Some male spiders take very drastic measures to prevent their mates from seeing other people. It's so serious, in fact, that as part of the post-mating habits of Larinia jeskovi , or orb-weaver spiders, the male hacks off its partner's genitalia--trying to "secure paternity," as a recent study noted. Without a part called the scapus, the females are then unable to mate, as Discovery reported.
This method is one of several in the dog-eat-dog world of prolonging one's own family line or merely surviving.

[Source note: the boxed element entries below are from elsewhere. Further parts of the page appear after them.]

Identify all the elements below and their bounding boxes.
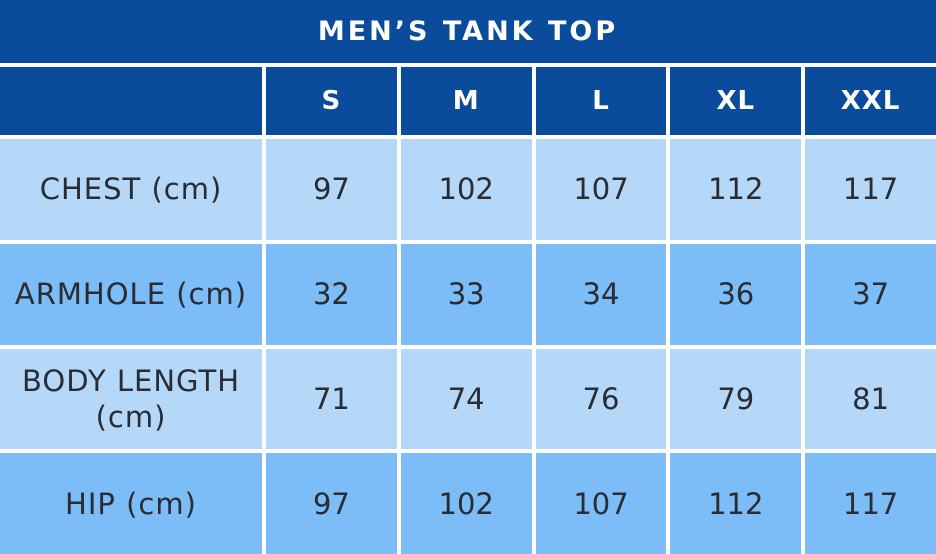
column-header-s: S — [266, 67, 397, 135]
column-header-l: L — [535, 67, 667, 135]
cell-body-length-m: 74 — [400, 348, 532, 450]
chart-title: MEN’S TANK TOP — [0, 0, 936, 63]
cell-hip-m: 102 — [400, 453, 532, 554]
cell-chest-xl: 112 — [670, 139, 802, 240]
column-header-xxl: XXL — [805, 67, 936, 135]
cell-armhole-s: 32 — [266, 243, 397, 345]
cell-chest-s: 97 — [266, 139, 397, 240]
cell-chest-m: 102 — [400, 139, 532, 240]
cell-armhole-xl: 36 — [670, 243, 802, 345]
row-label-body-length: BODY LENGTH (cm) — [0, 348, 262, 450]
cell-armhole-xxl: 37 — [805, 243, 936, 345]
size-grid: S M L XL XXL CHEST (cm) 97 102 107 112 1… — [0, 67, 936, 554]
column-header-m: M — [400, 67, 532, 135]
cell-hip-l: 107 — [535, 453, 667, 554]
row-label-chest: CHEST (cm) — [0, 139, 262, 240]
cell-chest-l: 107 — [535, 139, 667, 240]
cell-body-length-xxl: 81 — [805, 348, 936, 450]
cell-body-length-xl: 79 — [670, 348, 802, 450]
row-label-armhole: ARMHOLE (cm) — [0, 243, 262, 345]
cell-armhole-l: 34 — [535, 243, 667, 345]
cell-armhole-m: 33 — [400, 243, 532, 345]
cell-body-length-l: 76 — [535, 348, 667, 450]
column-header-xl: XL — [670, 67, 802, 135]
cell-hip-xl: 112 — [670, 453, 802, 554]
row-label-hip: HIP (cm) — [0, 453, 262, 554]
cell-chest-xxl: 117 — [805, 139, 936, 240]
column-header-blank — [0, 67, 262, 135]
cell-hip-s: 97 — [266, 453, 397, 554]
cell-hip-xxl: 117 — [805, 453, 936, 554]
cell-body-length-s: 71 — [266, 348, 397, 450]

In other cases, males trying to secure access of their sperm to females have tactics that include guarding the female after intercourse in order to keep her separate from other males; or by sealing the female reproductive tract with a plug that is part of the copulation method, noted a report recently published in the journal Current Biology.
Researchers from Germany's University of Greifswald and Poland's University of Bialystok published this particular study. They think that the practice might be more common than we know among other spiders, the report noted.
"Male-inflicted genital damage is very prevalent since all female L. jeskovi were found to be mutilated at the end of the mating season," the study's authors wrote in the report. "External genital mutilation is an overlooked but widely spread phenomenon since 80 additional spider species were found for which male genital manipulation can be suspected."
The researchers said in their report that they think that animals that have the same system of interlocking genital structures might also have similar post-sex destruction rituals.